Ricky flung open Connie’s door, immediately ruining the relaxing vibe she had just created. Connie was extremely frustrated, filing her nails to a sharp point, as Ricky moved about her room moving Connie’s objects around. Ricky, craving attention because he was bored, grabbed a picture of Connie and her best friend Moy when they were at their favorite store, Game Stop. He dropped her prized picture on the floor beneath his feet. Then he grabbed Connie’s remote and turned up the volume. Having no intention of putting up with her brother’s foolishness, Connie began to get restless. Her eyes started to redden at she fixed her glare on Ricky. “Get out of my room!” she said, but this seemed to only spur Ricky on, as the smile on his face was growing wider.
Connie finally had it when Ricky got one of her pillows and hit her on the arm with it. The thud of the pillow against Connie made Ricky laugh hysterically. Connie jumped off of her bed like a tiger who had just spotted its prey.
Ricky, realizing Connie was out for him, dropped the pillow and darted straight out of the room. Ricky finally had what he wanted: a crazy sister who could make him feel the rush of being chased.
Connie was in hot pursuit. Her footsteps moved like a freight train, knocking from the wall the painting of an eagle swooping down to capture a defenseless squirrel that their mother had bought at a local thrift store. The painting clashed to the ground and the frame instantly dismembered into tiny fragments. This did not stop Connie. She got closer and closer to Ricky, cornering her pray.
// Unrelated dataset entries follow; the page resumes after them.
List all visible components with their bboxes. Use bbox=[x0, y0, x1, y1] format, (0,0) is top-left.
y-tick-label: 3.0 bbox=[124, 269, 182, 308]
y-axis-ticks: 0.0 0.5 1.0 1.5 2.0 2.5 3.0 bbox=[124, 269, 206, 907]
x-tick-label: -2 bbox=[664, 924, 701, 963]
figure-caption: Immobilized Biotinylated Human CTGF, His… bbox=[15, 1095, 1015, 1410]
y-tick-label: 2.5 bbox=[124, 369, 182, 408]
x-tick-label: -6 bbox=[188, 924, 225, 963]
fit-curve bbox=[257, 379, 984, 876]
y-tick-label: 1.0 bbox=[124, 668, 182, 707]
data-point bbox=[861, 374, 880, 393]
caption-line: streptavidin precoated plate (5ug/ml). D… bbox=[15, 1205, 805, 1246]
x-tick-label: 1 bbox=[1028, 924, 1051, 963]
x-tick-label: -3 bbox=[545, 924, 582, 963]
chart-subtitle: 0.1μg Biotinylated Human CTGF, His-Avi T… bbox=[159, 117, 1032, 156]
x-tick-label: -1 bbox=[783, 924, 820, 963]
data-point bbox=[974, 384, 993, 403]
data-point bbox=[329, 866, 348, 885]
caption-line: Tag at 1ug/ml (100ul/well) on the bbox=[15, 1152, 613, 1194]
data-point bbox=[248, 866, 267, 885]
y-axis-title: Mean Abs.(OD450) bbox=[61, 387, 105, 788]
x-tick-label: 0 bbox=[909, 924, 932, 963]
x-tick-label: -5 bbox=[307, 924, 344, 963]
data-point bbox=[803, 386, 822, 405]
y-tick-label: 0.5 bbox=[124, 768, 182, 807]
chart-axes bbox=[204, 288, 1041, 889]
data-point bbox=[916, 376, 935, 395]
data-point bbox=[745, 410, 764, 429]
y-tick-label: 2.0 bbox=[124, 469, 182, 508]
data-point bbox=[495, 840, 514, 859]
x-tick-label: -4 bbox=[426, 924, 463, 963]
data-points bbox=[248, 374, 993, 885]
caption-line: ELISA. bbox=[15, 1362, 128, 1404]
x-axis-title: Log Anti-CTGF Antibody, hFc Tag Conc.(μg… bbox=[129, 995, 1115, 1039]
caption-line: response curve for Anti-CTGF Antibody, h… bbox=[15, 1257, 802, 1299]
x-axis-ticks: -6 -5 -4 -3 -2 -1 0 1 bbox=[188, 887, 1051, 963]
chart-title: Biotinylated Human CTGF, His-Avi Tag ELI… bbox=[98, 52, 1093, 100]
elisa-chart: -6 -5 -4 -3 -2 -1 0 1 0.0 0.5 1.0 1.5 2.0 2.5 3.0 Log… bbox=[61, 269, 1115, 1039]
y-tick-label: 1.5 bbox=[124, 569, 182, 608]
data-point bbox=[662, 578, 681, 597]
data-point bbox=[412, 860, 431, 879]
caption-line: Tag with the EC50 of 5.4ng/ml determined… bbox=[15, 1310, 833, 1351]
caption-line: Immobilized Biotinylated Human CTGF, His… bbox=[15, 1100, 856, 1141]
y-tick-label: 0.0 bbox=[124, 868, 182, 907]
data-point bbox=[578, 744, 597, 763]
Ricky came to the end of the hallway. He looked frantically about, his eyes moving, desperately looking for a way out, but he could only stare at the wall in front of him. He had nowhere to go. His head started to shine. “Maybe I should have thought this through,” Ricky mumbled to himself. This was his fate… there was no going back now.
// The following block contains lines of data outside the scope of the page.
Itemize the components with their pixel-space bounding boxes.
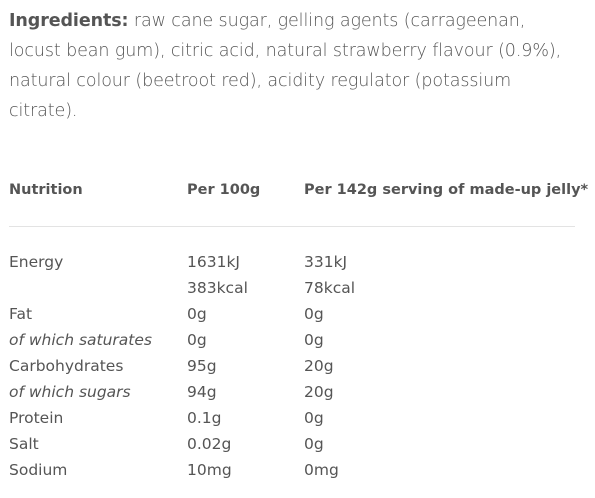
header-nutrition: Nutrition [9,182,83,198]
per-serving-value: 0mg [304,461,339,479]
nutrient-name: Fat [9,305,33,323]
per-100g-value: 0g [187,305,207,323]
per-100g-value: 94g [187,383,217,401]
per-serving-value: 78kcal [304,279,356,297]
table-row: of which saturates 0g 0g [9,331,575,357]
per-100g-value: 0g [187,331,207,349]
per-serving-value: 0g [304,435,324,453]
table-row: 383kcal 78kcal [9,279,575,305]
table-row: Fat 0g 0g [9,305,575,331]
per-serving-value: 331kJ [304,253,348,271]
nutrient-name: Carbohydrates [9,357,124,375]
per-100g-value: 10mg [187,461,232,479]
ingredients-text: raw cane sugar, gelling agents (carragee… [9,11,562,121]
header-divider [9,226,575,227]
nutrient-name: Sodium [9,461,68,479]
nutrient-name: of which sugars [9,383,131,401]
ingredients-paragraph: Ingredients: raw cane sugar, gelling age… [9,6,579,126]
table-row: of which sugars 94g 20g [9,383,575,409]
nutrient-name: Protein [9,409,64,427]
table-row: Energy 1631kJ 331kJ [9,253,575,279]
nutrient-name: Energy [9,253,64,271]
per-serving-value: 0g [304,409,324,427]
nutrient-name: of which saturates [9,331,152,349]
header-per-serving: Per 142g serving of made-up jelly* [304,182,589,198]
per-100g-value: 1631kJ [187,253,240,271]
table-row: Salt 0.02g 0g [9,435,575,461]
per-serving-value: 0g [304,331,324,349]
per-serving-value: 20g [304,383,334,401]
per-serving-value: 20g [304,357,334,375]
table-row: Protein 0.1g 0g [9,409,575,435]
ingredients-label: Ingredients: [9,11,129,31]
nutrition-table: Nutrition Per 100g Per 142g serving of m… [9,0,588,498]
per-100g-value: 95g [187,357,217,375]
nutrient-name: Salt [9,435,39,453]
per-100g-value: 0.1g [187,409,222,427]
table-row: Carbohydrates 95g 20g [9,357,575,383]
per-100g-value: 383kcal [187,279,248,297]
per-100g-value: 0.02g [187,435,232,453]
header-per-100g: Per 100g [187,182,261,198]
table-row: Sodium 10mg 0mg [9,461,575,487]
per-serving-value: 0g [304,305,324,323]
Connie quickly came upon her pray, examining her victim closely, noticing the fear in Ricky’s eyes. His grey shirt had Cheetos stains from lunch, his hair limp like he had just come out of the shower. Connie savored the moment. She knew that she was going to enjoy this.
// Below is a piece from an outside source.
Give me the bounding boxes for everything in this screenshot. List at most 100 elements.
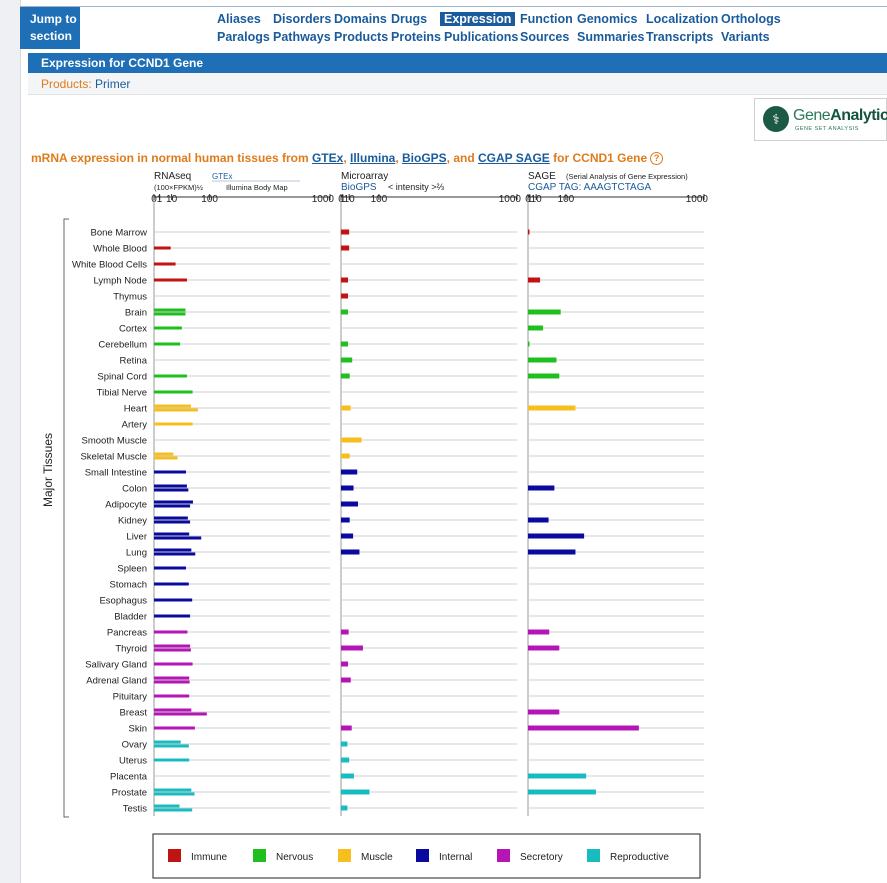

Ricky made one last attempt to prevent a beating. “I’m sorry I’m sorry!” he wailed like a child who had just received detention for throwing a tantrum in class.
Connie beamed down on him like a police officer over a criminal. “It’s too late,” she said. “You shouldn’t have bothered me just because you were bored.”
He stretched his arm out like a person reaching out to Jesus, asking to be forgiven for his sins.
“You have this coming to you,” she said, and went in for the kill.
Later, as Connie walked back to her room with a dignified motion, she was careful to step over the shattered image of the eagle and the squirrel.